JUIZADOS ESPECIAIS DA FAZENDA PÚBLICA. PROCESSUAL CIVIL. PRELIMINAR DE FALTA DE INTERESSE DE AGIR SUSCITADA EM CONTRARRAZÕES REJEITADA. AGRAVO DE INSTRUMENTO CONTRA DECISÃO QUE INDEFERIU A TUTELA DE URGÊNCIA. CONCURSO PÚBLICO. RESERVA DE VAGA. REQUISITOS DA TUTELA DE URGÊNCIA NÃO PREENCHIDOS. DECISÃO MANTIDA. RECURSO CONHECIDO E IMPROVIDO. [...] 2. Trata-se de agravo de instrumento interposto por LIVIA LANUCE DE SOUSA contra decisão proferida no bojo do PJE nº 0 757449-25.2018.8.07.0016, em tramitação no 1º Juizado Especial da Fazenda Pública do Distrito Federal, que indeferiu a tutela de urgência pretendida pela ora agravante [...]. (TJ-DF. 3ª Turma Recursal dos Juizados Especiais do Distrito Federal. Processo nº 0700113-43.2019.8.07.9000, Relator: CARLOS ALBERTO MARTINS FILHO, J. 03/04/2019, DJE 09/04/2019).

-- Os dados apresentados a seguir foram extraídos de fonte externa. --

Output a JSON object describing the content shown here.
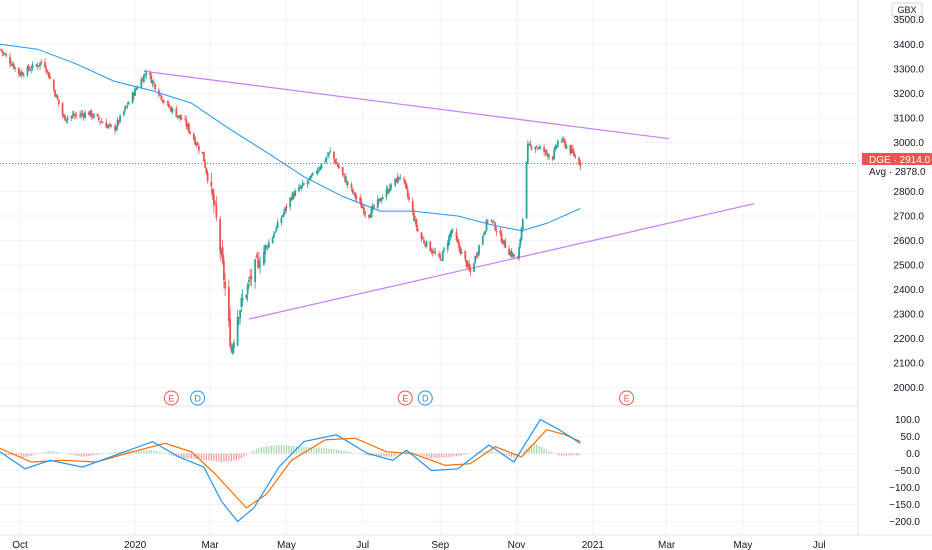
{
  "currency": "GBX",
  "symbol_badge": "DGE · 2914.0",
  "avg_badge": "Avg · 2878.0",
  "colors": {
    "up": "#26a69a",
    "down": "#ef5350",
    "ma": "#2196f3",
    "trend": "#c77dff",
    "macd": "#2196f3",
    "signal": "#ff6d00",
    "earnings": "#ef5350",
    "dividend": "#2196f3"
  },
  "event_markers": [
    {
      "label": "E",
      "date": "2020-01-30"
    },
    {
      "label": "D",
      "date": "2020-02-20"
    },
    {
      "label": "E",
      "date": "2020-08-04"
    },
    {
      "label": "D",
      "date": "2020-08-20"
    },
    {
      "label": "E",
      "date": "2021-01-28"
    }
  ],
  "chart_data": [
    {
      "type": "candlestick",
      "title": "",
      "x_ticks": [
        {
          "label": "Oct",
          "date": "2019-10-01"
        },
        {
          "label": "2020",
          "date": "2020-01-01"
        },
        {
          "label": "Mar",
          "date": "2020-03-01"
        },
        {
          "label": "May",
          "date": "2020-05-01"
        },
        {
          "label": "Jul",
          "date": "2020-07-01"
        },
        {
          "label": "Sep",
          "date": "2020-09-01"
        },
        {
          "label": "Nov",
          "date": "2020-11-01"
        },
        {
          "label": "2021",
          "date": "2021-01-01"
        },
        {
          "label": "Mar",
          "date": "2021-03-01"
        },
        {
          "label": "May",
          "date": "2021-05-01"
        },
        {
          "label": "Jul",
          "date": "2021-07-01"
        }
      ],
      "y_ticks": [
        "3500.0",
        "3400.0",
        "3300.0",
        "3200.0",
        "3100.0",
        "3000.0",
        "2900.0",
        "2800.0",
        "2700.0",
        "2600.0",
        "2500.0",
        "2400.0",
        "2300.0",
        "2200.0",
        "2100.0",
        "2000.0"
      ],
      "ylim": [
        1950,
        3560
      ],
      "xlim": [
        "2019-09-15",
        "2021-08-01"
      ],
      "last_price": 2914.0,
      "avg_price": 2878.0,
      "price_path": [
        {
          "date": "2019-09-15",
          "close": 3380
        },
        {
          "date": "2019-10-01",
          "close": 3280
        },
        {
          "date": "2019-10-20",
          "close": 3330
        },
        {
          "date": "2019-11-05",
          "close": 3100
        },
        {
          "date": "2019-11-25",
          "close": 3120
        },
        {
          "date": "2019-12-15",
          "close": 3050
        },
        {
          "date": "2020-01-03",
          "close": 3230
        },
        {
          "date": "2020-01-10",
          "close": 3290
        },
        {
          "date": "2020-01-25",
          "close": 3160
        },
        {
          "date": "2020-02-10",
          "close": 3080
        },
        {
          "date": "2020-02-24",
          "close": 2950
        },
        {
          "date": "2020-03-05",
          "close": 2720
        },
        {
          "date": "2020-03-12",
          "close": 2450
        },
        {
          "date": "2020-03-18",
          "close": 2150
        },
        {
          "date": "2020-03-23",
          "close": 2300
        },
        {
          "date": "2020-04-05",
          "close": 2480
        },
        {
          "date": "2020-04-20",
          "close": 2620
        },
        {
          "date": "2020-05-05",
          "close": 2780
        },
        {
          "date": "2020-05-20",
          "close": 2850
        },
        {
          "date": "2020-06-05",
          "close": 2960
        },
        {
          "date": "2020-06-20",
          "close": 2820
        },
        {
          "date": "2020-07-05",
          "close": 2700
        },
        {
          "date": "2020-07-20",
          "close": 2800
        },
        {
          "date": "2020-08-01",
          "close": 2870
        },
        {
          "date": "2020-08-15",
          "close": 2620
        },
        {
          "date": "2020-09-01",
          "close": 2520
        },
        {
          "date": "2020-09-10",
          "close": 2640
        },
        {
          "date": "2020-09-25",
          "close": 2470
        },
        {
          "date": "2020-10-10",
          "close": 2700
        },
        {
          "date": "2020-10-25",
          "close": 2560
        },
        {
          "date": "2020-11-02",
          "close": 2520
        },
        {
          "date": "2020-11-06",
          "close": 2700
        },
        {
          "date": "2020-11-10",
          "close": 2980
        },
        {
          "date": "2020-11-15",
          "close": 2990
        },
        {
          "date": "2020-11-30",
          "close": 2940
        },
        {
          "date": "2020-12-05",
          "close": 3020
        },
        {
          "date": "2020-12-15",
          "close": 2960
        },
        {
          "date": "2020-12-22",
          "close": 2914
        }
      ],
      "moving_average": [
        {
          "date": "2019-09-15",
          "value": 3400
        },
        {
          "date": "2019-10-15",
          "value": 3380
        },
        {
          "date": "2019-11-15",
          "value": 3320
        },
        {
          "date": "2019-12-15",
          "value": 3250
        },
        {
          "date": "2020-01-15",
          "value": 3210
        },
        {
          "date": "2020-02-15",
          "value": 3160
        },
        {
          "date": "2020-03-15",
          "value": 3060
        },
        {
          "date": "2020-04-15",
          "value": 2960
        },
        {
          "date": "2020-05-15",
          "value": 2860
        },
        {
          "date": "2020-06-15",
          "value": 2780
        },
        {
          "date": "2020-07-15",
          "value": 2720
        },
        {
          "date": "2020-08-10",
          "value": 2720
        },
        {
          "date": "2020-09-15",
          "value": 2700
        },
        {
          "date": "2020-10-15",
          "value": 2660
        },
        {
          "date": "2020-11-05",
          "value": 2640
        },
        {
          "date": "2020-11-25",
          "value": 2670
        },
        {
          "date": "2020-12-22",
          "value": 2730
        }
      ],
      "trendlines": [
        {
          "from": {
            "date": "2020-01-08",
            "value": 3290
          },
          "to": {
            "date": "2021-03-03",
            "value": 3015
          }
        },
        {
          "from": {
            "date": "2020-04-01",
            "value": 2280
          },
          "to": {
            "date": "2021-05-10",
            "value": 2750
          }
        }
      ]
    },
    {
      "type": "line",
      "title": "",
      "y_ticks": [
        "100.0",
        "50.0",
        "0.0",
        "−50.0",
        "−100.0",
        "−150.0",
        "−200.0"
      ],
      "ylim": [
        -225,
        125
      ],
      "series": [
        {
          "role": "macd",
          "points": [
            {
              "date": "2019-09-15",
              "value": 5
            },
            {
              "date": "2019-10-05",
              "value": -45
            },
            {
              "date": "2019-10-25",
              "value": -20
            },
            {
              "date": "2019-11-20",
              "value": -40
            },
            {
              "date": "2019-12-20",
              "value": 0
            },
            {
              "date": "2020-01-15",
              "value": 35
            },
            {
              "date": "2020-02-05",
              "value": -10
            },
            {
              "date": "2020-02-25",
              "value": -40
            },
            {
              "date": "2020-03-10",
              "value": -140
            },
            {
              "date": "2020-03-23",
              "value": -200
            },
            {
              "date": "2020-04-05",
              "value": -160
            },
            {
              "date": "2020-04-25",
              "value": -40
            },
            {
              "date": "2020-05-15",
              "value": 35
            },
            {
              "date": "2020-06-10",
              "value": 55
            },
            {
              "date": "2020-07-05",
              "value": 0
            },
            {
              "date": "2020-07-25",
              "value": -20
            },
            {
              "date": "2020-08-05",
              "value": 10
            },
            {
              "date": "2020-08-25",
              "value": -50
            },
            {
              "date": "2020-09-15",
              "value": -45
            },
            {
              "date": "2020-10-10",
              "value": 25
            },
            {
              "date": "2020-10-30",
              "value": -25
            },
            {
              "date": "2020-11-20",
              "value": 100
            },
            {
              "date": "2020-12-05",
              "value": 70
            },
            {
              "date": "2020-12-22",
              "value": 30
            }
          ]
        },
        {
          "role": "signal",
          "points": [
            {
              "date": "2019-09-15",
              "value": 15
            },
            {
              "date": "2019-10-10",
              "value": -25
            },
            {
              "date": "2019-11-05",
              "value": -20
            },
            {
              "date": "2019-12-01",
              "value": -25
            },
            {
              "date": "2019-12-30",
              "value": 5
            },
            {
              "date": "2020-01-25",
              "value": 30
            },
            {
              "date": "2020-02-15",
              "value": 5
            },
            {
              "date": "2020-03-05",
              "value": -60
            },
            {
              "date": "2020-03-30",
              "value": -160
            },
            {
              "date": "2020-04-15",
              "value": -120
            },
            {
              "date": "2020-05-05",
              "value": -20
            },
            {
              "date": "2020-06-01",
              "value": 40
            },
            {
              "date": "2020-06-25",
              "value": 45
            },
            {
              "date": "2020-07-20",
              "value": 5
            },
            {
              "date": "2020-08-10",
              "value": 0
            },
            {
              "date": "2020-09-05",
              "value": -35
            },
            {
              "date": "2020-09-25",
              "value": -30
            },
            {
              "date": "2020-10-15",
              "value": 20
            },
            {
              "date": "2020-11-05",
              "value": -10
            },
            {
              "date": "2020-11-25",
              "value": 70
            },
            {
              "date": "2020-12-10",
              "value": 55
            },
            {
              "date": "2020-12-22",
              "value": 35
            }
          ]
        }
      ],
      "histogram": [
        {
          "date": "2019-10-01",
          "value": -15
        },
        {
          "date": "2019-10-25",
          "value": 8
        },
        {
          "date": "2019-11-20",
          "value": -10
        },
        {
          "date": "2019-12-20",
          "value": 6
        },
        {
          "date": "2020-01-15",
          "value": 10
        },
        {
          "date": "2020-02-05",
          "value": -12
        },
        {
          "date": "2020-02-25",
          "value": -18
        },
        {
          "date": "2020-03-10",
          "value": -25
        },
        {
          "date": "2020-03-23",
          "value": -20
        },
        {
          "date": "2020-04-10",
          "value": 18
        },
        {
          "date": "2020-04-25",
          "value": 25
        },
        {
          "date": "2020-05-15",
          "value": 20
        },
        {
          "date": "2020-06-10",
          "value": 12
        },
        {
          "date": "2020-07-05",
          "value": -6
        },
        {
          "date": "2020-07-25",
          "value": -10
        },
        {
          "date": "2020-08-05",
          "value": 8
        },
        {
          "date": "2020-08-25",
          "value": -14
        },
        {
          "date": "2020-09-15",
          "value": -8
        },
        {
          "date": "2020-10-10",
          "value": 10
        },
        {
          "date": "2020-10-30",
          "value": -12
        },
        {
          "date": "2020-11-15",
          "value": 30
        },
        {
          "date": "2020-12-05",
          "value": -6
        },
        {
          "date": "2020-12-22",
          "value": -5
        }
      ]
    }
  ]
}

Como escreve Hélio dos Santos, seria desprestigiar a celeridade dos Juizados Especiais obrigar o autor a ingressar com mandado de segurança contra decisão interlocutória que denega tutela, assim como ocorre no Juizado Especial Cível, “uma vez que a Lei 12.153/2010 possui disposição expressa autorizando não só a concessão da medida antecipatória, como o recurso contra seu deferimento. Aqui, o recurso existe, lá não”.

Seria ilógico e contraproducente obrigar o autor a ingressar com ação específica para obter o mesmo efeito que uma disposição que decorre da leitura constitucional dos artigos 3º e 4º da Lei 12.153/2010, enquanto o réu pode fazer uso do agravo de instrumento.